Summarizing and joining with SRDB data...

cache %>% 
    mutate(time = as.Date(time)) %>% 
    pivot_wider(names_from = "short_name") %>% 
    group_by(Year, Longitude, Latitude) %>%
    summarise(Tair = round(mean(Tair) - 273.1, 2),
              Tsoil_lev1 = round(mean(Tsoil_lev1) - 273.1, 2),
              Tsoil_lev2 = round(mean(Tsoil_lev2) - 273.1, 2),
              VWC_lev1 = round(mean(VWC_lev1), 3),
              VWC_lev2 = round(mean(VWC_lev2), 3),
              Precip = round(sum(Precip) * 1000, 2),
              LAI_high = round(max(LAI_high), 2),
              .groups = "drop") ->
    cache_summary

srdb_sample %>% 
    left_join(cache_summary, by = c("Year", "Longitude", "Latitude")) ->
    srdb_sample

# A few sanity check plots
ggplot(world) + 
    geom_sf() + 
    geom_point(data = srdb_sample, 
               aes(x = Longitude, y = Latitude, color = Tair),
               na.rm = TRUE) + 
    ggtitle("SRDB with ERA5 2m air temperature")

ggplot(world) + 
    geom_sf() + 
    geom_point(data = srdb_sample, 
               aes(x = Longitude, y = Latitude, color = Precip),
               na.rm = TRUE) + 
    ggtitle("SRDB with ERA5 total precipitation")

ggplot(world) + 
    geom_sf() + 
    geom_point(data = srdb_sample, 
               aes(x = Longitude, y = Latitude, color = LAI_high),
               na.rm = TRUE) + 
    ggtitle("SRDB with ERA5 max high LAI")

Soil type data

The soil type data are also from ERA5 but thankfully they’re not time-varying, so fast and easy to extract.

# Extract for SRDB points
x <- rast("data-ERA5/ERA5_soil_type.grib")
plot(x)

y <- terra::extract(x, coords) # not time-varying, so fast
names(y) <- c("ID", "Soil_type_number")

# Attach names to numeric codes
y$Soil_type_number <- as.character(y$Soil_type_number) # for join below
soil_names <- tibble(strings = strsplit(units(x), "; ")[[1]]) %>% 
    separate(strings, into = c("Soil_type_number", "Soil_type_name"), convert = TRUE, sep = "=")
y <- y %>% left_join(soil_names, by = "Soil_type_number")
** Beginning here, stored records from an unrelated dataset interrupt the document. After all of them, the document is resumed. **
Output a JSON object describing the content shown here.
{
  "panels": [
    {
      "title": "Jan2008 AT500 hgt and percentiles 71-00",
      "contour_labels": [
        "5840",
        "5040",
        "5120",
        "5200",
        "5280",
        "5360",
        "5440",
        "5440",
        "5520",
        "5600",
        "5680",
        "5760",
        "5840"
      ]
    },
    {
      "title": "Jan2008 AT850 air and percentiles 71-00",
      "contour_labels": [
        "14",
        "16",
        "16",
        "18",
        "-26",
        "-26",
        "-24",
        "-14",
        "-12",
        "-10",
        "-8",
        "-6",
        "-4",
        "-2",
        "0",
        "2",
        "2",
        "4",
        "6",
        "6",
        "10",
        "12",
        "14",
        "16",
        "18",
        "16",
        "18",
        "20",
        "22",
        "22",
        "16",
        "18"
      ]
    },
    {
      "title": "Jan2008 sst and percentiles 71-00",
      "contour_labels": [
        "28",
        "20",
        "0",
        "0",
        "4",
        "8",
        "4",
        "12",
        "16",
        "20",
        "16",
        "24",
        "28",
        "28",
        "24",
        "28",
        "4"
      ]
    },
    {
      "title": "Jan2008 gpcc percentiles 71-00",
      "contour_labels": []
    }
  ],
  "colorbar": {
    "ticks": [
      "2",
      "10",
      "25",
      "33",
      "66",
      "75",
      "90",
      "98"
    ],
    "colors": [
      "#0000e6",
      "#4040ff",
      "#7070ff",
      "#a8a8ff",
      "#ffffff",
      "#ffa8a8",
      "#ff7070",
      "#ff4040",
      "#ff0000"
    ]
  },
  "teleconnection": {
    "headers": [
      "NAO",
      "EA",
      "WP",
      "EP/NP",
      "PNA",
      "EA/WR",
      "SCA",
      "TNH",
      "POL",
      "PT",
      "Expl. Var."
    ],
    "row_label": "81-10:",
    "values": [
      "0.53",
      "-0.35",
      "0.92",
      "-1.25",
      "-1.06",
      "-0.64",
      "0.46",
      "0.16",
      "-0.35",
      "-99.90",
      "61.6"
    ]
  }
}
srdb_sample <- bind_cols(srdb_sample, y[-1])

MODIS annual NPP

The MODIS Version 6.1 annual NPP product is at 500 meter (m) pixel resolution.

Running, S. and Zhao, M.: MODIS/Terra net primary production gap-filled yearly L4 global 500m SIN grid V061, https://doi.org/10.5067/MODIS/MOD17A3HGF.061, 2021.

library(MODISTools)

# Load cached data if available
MODIS_NPP_CACHE <- "caches/MODIS_NPP_cache.parquet"
if(file.exists(MODIS_NPP_CACHE)) {
    message("Reading cache file ", MODIS_NPP_CACHE)
    cache <- arrow::read_parquet(MODIS_NPP_CACHE)    
} else {
    message("No MODIS NPP data cache found")
    cache <- tibble(Year = numeric(0), 
                    Longitude = numeric(0), Latitude = numeric(0),
                    MODIS_NPP = numeric(0))
}

Reading cache file caches/MODIS_NPP_cache.parquet

# srdb_yrlonlat (the unique combinations of location and time)
# was already calculated above
cache_hits <- 0
for(i in seq_len(nrow(srdb_yrlonlat))) {
    yr <- srdb_yrlonlat$Year[i]
    lon <- srdb_yrlonlat$Longitude[i]
    lat <- srdb_yrlonlat$Latitude[i]
    
    # Are data already in cache?
    cache %>% 
        filter(Year == yr, Longitude == lon, Latitude == lat) ->
        dat
    if(nrow(dat) > 0) {
        #message("\t", nrow(dat), " data rows are in cache")
        cache_hits <- cache_hits + 1
    } else {
        # Use MODISTools to download the needed data
        if(cache_hits > 0) { 
            message("(", last_cache_hits, " cache hits)")
            cache_hits <- 0
        }
        message(i, "/", nrow(srdb_yrlonlat), ": ", yr, " ", lon, " ", lat, appendLF = FALSE)
        message("\tNo data in cache; querying MODIS NPP products...")
        npp <- NULL
        try({
        npp <- mt_subset("MOD17A3HGF", 
                         band = "Npp_500m", 
                         lat = lat, lon = lon, 
                         start = paste0(yr, "-01-01"), end = paste0(yr, "-12-31"))
        })
        if(is.null(npp)) {
            npp_dat <- tibble(Year = yr, 
                              Longitude = lon, Latitude = lat, 
                              MODIS_NPP = NA_real_)
        } else {
            npp_dat <- tibble(Year = yr, 
                              Longitude = lon, Latitude = lat, 
                              MODIS_NPP = npp$value)
        }
        
        cache <- bind_rows(cache, npp_dat)
        arrow::write_parquet(cache, MODIS_NPP_CACHE)
    }
}

cache %>% 
   # 32767 is the 'fill value' for this data product -- no measurement
    # There are also some other values in the 32760s used for non-vegetated surfaces
    # see https://lpdaac.usgs.gov/documents/972/MOD17_User_Guide_V61.pdf
    mutate(MODIS_NPP = if_else(MODIS_NPP >= 32760, NA_real_, MODIS_NPP / 10.0)) ->
    cache_summary

# Join and make a sanity-check plot
srdb_sample %>% 
    left_join(cache_summary, by = c("Year", "Longitude", "Latitude")) ->
    srdb_sample

ggplot(world) + 
    geom_sf() + 
    geom_point(data = srdb_sample, 
               aes(x = Longitude, y = Latitude, color = MODIS_NPP),
               na.rm = TRUE) + 
    ggtitle("SRDB with MOD17A3HGF NPP")

MODIS 8-day GPP

The GPP product is every eight days, 500 meter (m) resolution, and we sum it for an annual value.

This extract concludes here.